«Libro di atmosfere e di inquietudini sotterranee, tali da creare un disagio che a molti non dispiacerà. Ricordate la Gwendolin di Oscar Wilde? “Che tensione intollerabile” osservava quella saggia giovinetta. E continuava: “Speriamo che duri.» Masolino D'Amico
«L'amore non è stato il mio tema preferito. Sono sempre stato più interessato alla follia, al disordine mentale: poi ho cominciato a capire che l'amore è proprio una forma di disturbo mentale.»
«In "Follia" c'è sempre un'autorità che definisce chi è pazzo e chi non lo è. Questa autorità è lo psichiatra.»
«Tutti noi temiamo di avere un briciolo di follia. Per la maggior parte delle persone in questo periodo la sicurezza è più importante dell'intensità, la tranquillità più augurabile del rischio, la normalità è più ricercata della passione.»

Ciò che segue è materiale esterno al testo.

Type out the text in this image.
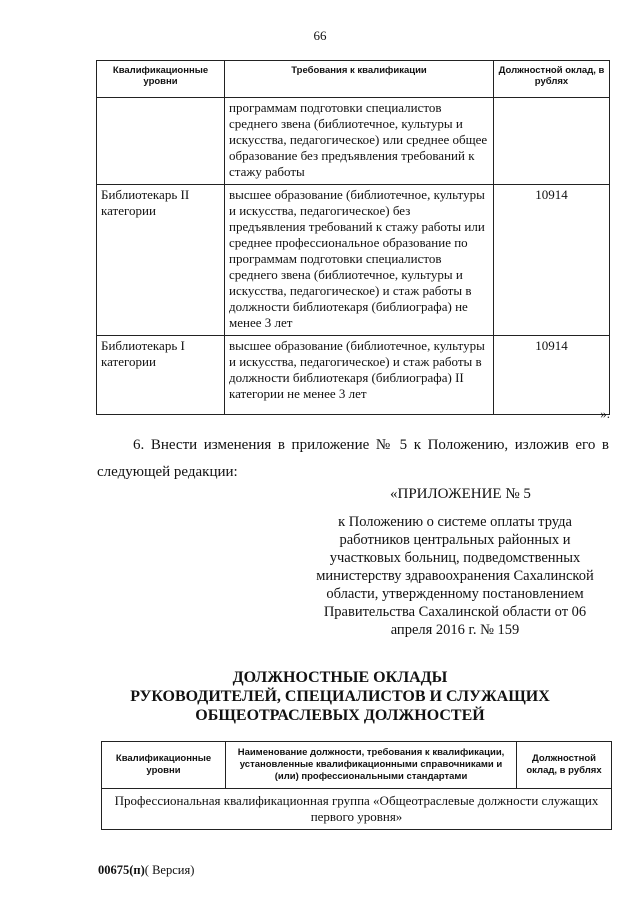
66
Квалификационные уровни	Требования к квалификации	Должностной оклад, в рублях
	программам подготовки специалистов среднего звена (библиотечное, культуры и искусства, педагогическое) или среднее общее образование без предъявления требований к стажу работы	
Библиотекарь II категории	высшее образование (библиотечное, культуры и искусства, педагогическое) без предъявления требований к стажу работы или среднее профессиональное образование по программам подготовки специалистов среднего звена (библиотечное, культуры и искусства, педагогическое) и стаж работы в должности библиотекаря (библиографа) не менее 3 лет	10914
Библиотекарь I категории	высшее образование (библиотечное, культуры и искусства, педагогическое) и стаж работы в должности библиотекаря (библиографа) II категории не менее 3 лет	10914
».
6. Внести изменения в приложение № 5 к Положению, изложив его в следующей редакции:
«ПРИЛОЖЕНИЕ № 5
к Положению о системе оплаты труда работников центральных районных и участковых больниц, подведомственных министерству здравоохранения Сахалинской области, утвержденному постановлением Правительства Сахалинской области от 06 апреля 2016 г. № 159
ДОЛЖНОСТНЫЕ ОКЛАДЫ
РУКОВОДИТЕЛЕЙ, СПЕЦИАЛИСТОВ И СЛУЖАЩИХ
ОБЩЕОТРАСЛЕВЫХ ДОЛЖНОСТЕЙ
Квалификационные уровни	Наименование должности, требования к квалификации, установленные квалификационными справочниками и (или) профессиональными стандартами	Должностной оклад, в рублях
Профессиональная квалификационная группа «Общеотраслевые должности служащих первого уровня»
00675(п)( Версия)
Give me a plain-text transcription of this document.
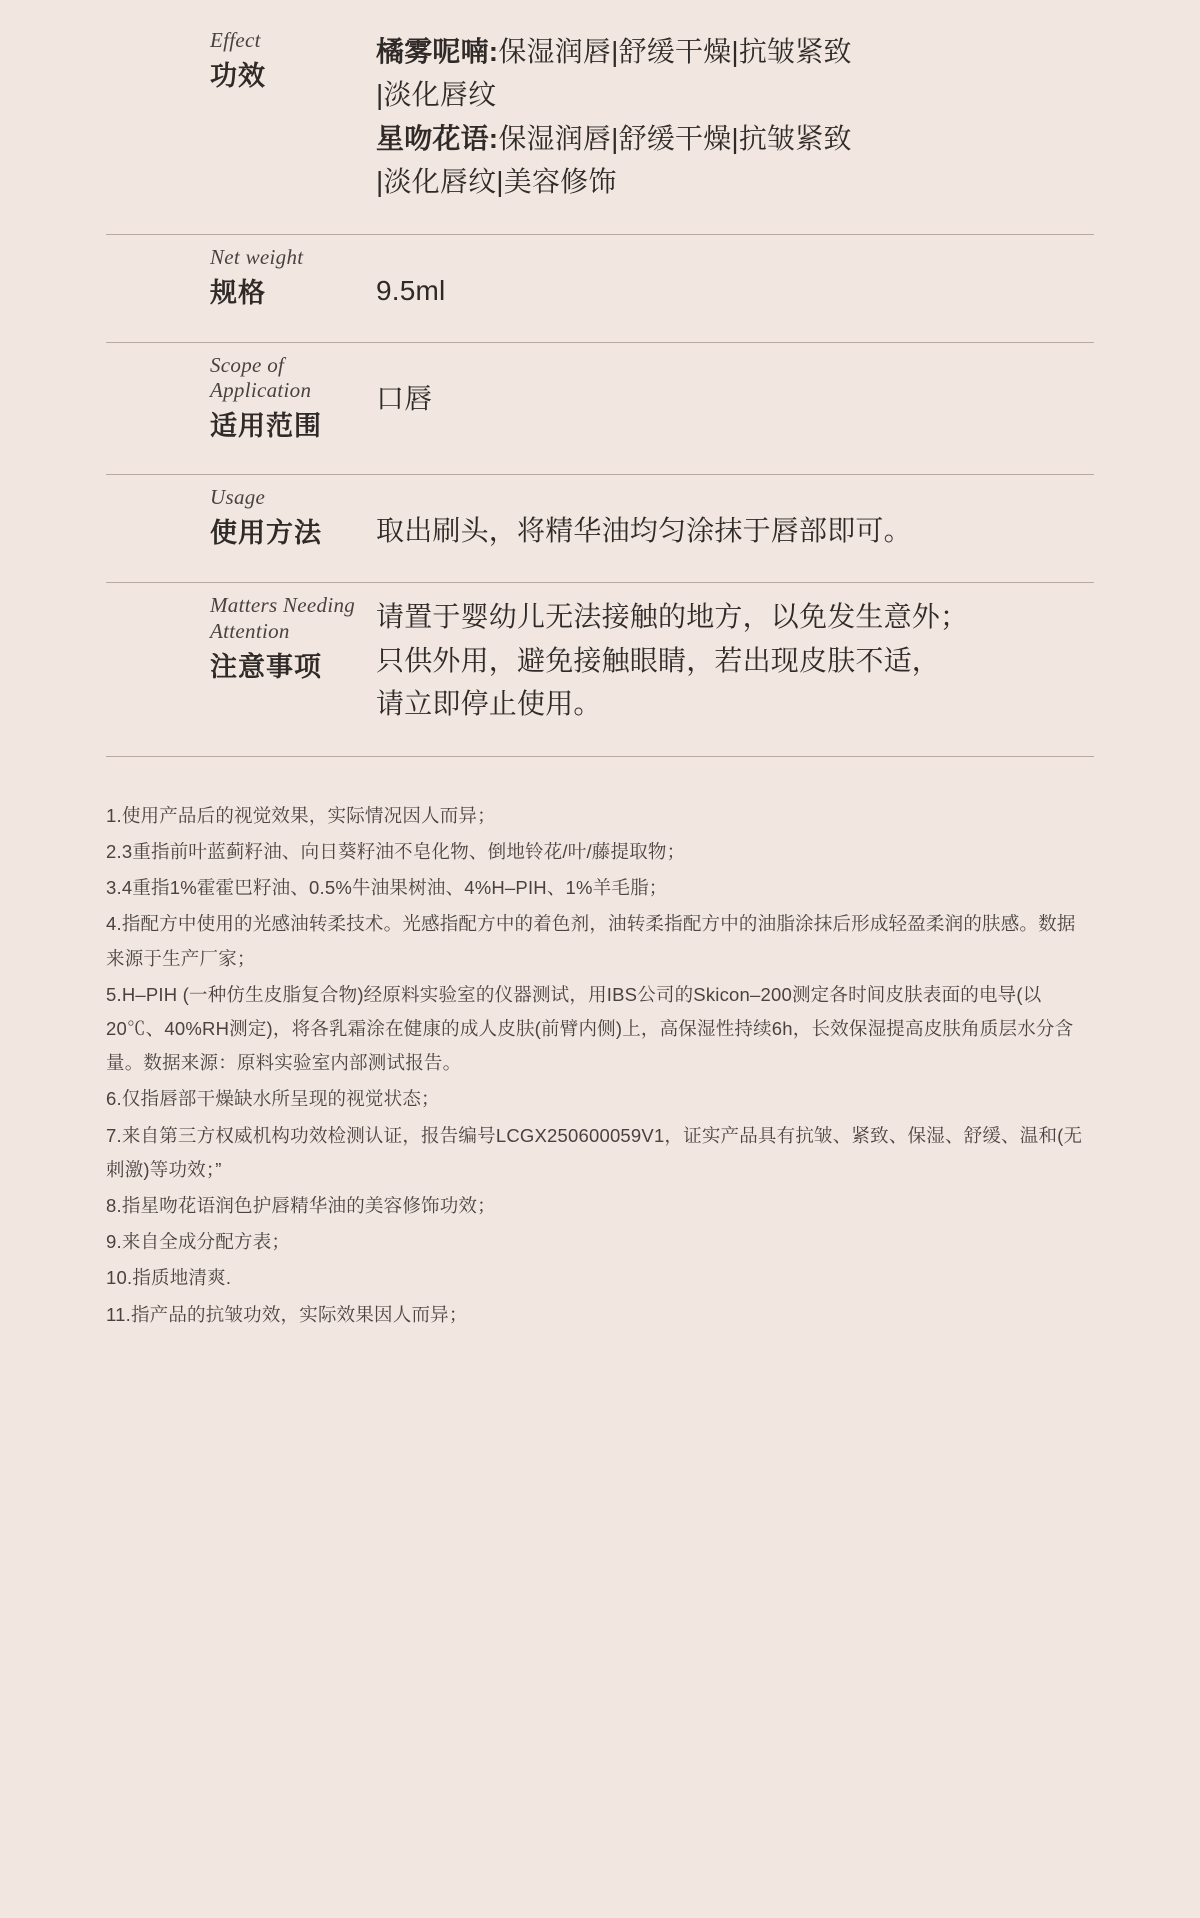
Effect
功效
橘雾呢喃:保湿润唇|舒缓干燥|抗皱紧致
|淡化唇纹
星吻花语:保湿润唇|舒缓干燥|抗皱紧致
|淡化唇纹|美容修饰
Net weight
规格	9.5ml
Scope of Application
适用范围
口唇
Usage
使用方法	取出刷头，将精华油均匀涂抹于唇部即可。
Matters Needing Attention
注意事项
请置于婴幼儿无法接触的地方，以免发生意外；
只供外用，避免接触眼睛，若出现皮肤不适，
请立即停止使用。

1.使用产品后的视觉效果，实际情况因人而异；

2.3重指前叶蓝蓟籽油、向日葵籽油不皂化物、倒地铃花/叶/藤提取物；

3.4重指1%霍霍巴籽油、0.5%牛油果树油、4%H–PIH、1%羊毛脂；

4.指配方中使用的光感油转柔技术。光感指配方中的着色剂，油转柔指配方中的油脂涂抹后形成轻盈柔润的肤感。数据来源于生产厂家；

5.H–PIH (一种仿生皮脂复合物)经原料实验室的仪器测试，用IBS公司的Skicon–200测定各时间皮肤表面的电导(以20℃、40%RH测定)，将各乳霜涂在健康的成人皮肤(前臂内侧)上，高保湿性持续6h，长效保湿提高皮肤角质层水分含量。数据来源：原料实验室内部测试报告。

6.仅指唇部干燥缺水所呈现的视觉状态；

7.来自第三方权威机构功效检测认证，报告编号LCGX250600059V1，证实产品具有抗皱、紧致、保湿、舒缓、温和(无刺激)等功效；”

8.指星吻花语润色护唇精华油的美容修饰功效；

9.来自全成分配方表；

10.指质地清爽.

11.指产品的抗皱功效，实际效果因人而异；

«Penso che ci sia sempre il desiderio, anche se ne abbiamo paura: la letteratura è un modo, un mezzo per liberare questa voglia di follia.» - Dall'intervista "L'amore come follia: incontro con Patrick McGrath" - Wuz.it, 1999
Una grande storia di amore e morte e della perversione dell'occhio clinico che la osserva. Dall'interno di un tetro manicomio criminale vittoriano uno psichiatra comincia a esporre il caso clinico più perturbante della sua carriera: la passione tra Stella Raphael, moglie di un altro psichiatra, e Edgar Stark, artista detenuto per uxoricidio. Alla fine del libro ci si troverà a decidere se la "follia" che percorre il libro è solo nell'amour fou vissuto dai protagonisti o anche nell'occhio clinico che ce lo racconta.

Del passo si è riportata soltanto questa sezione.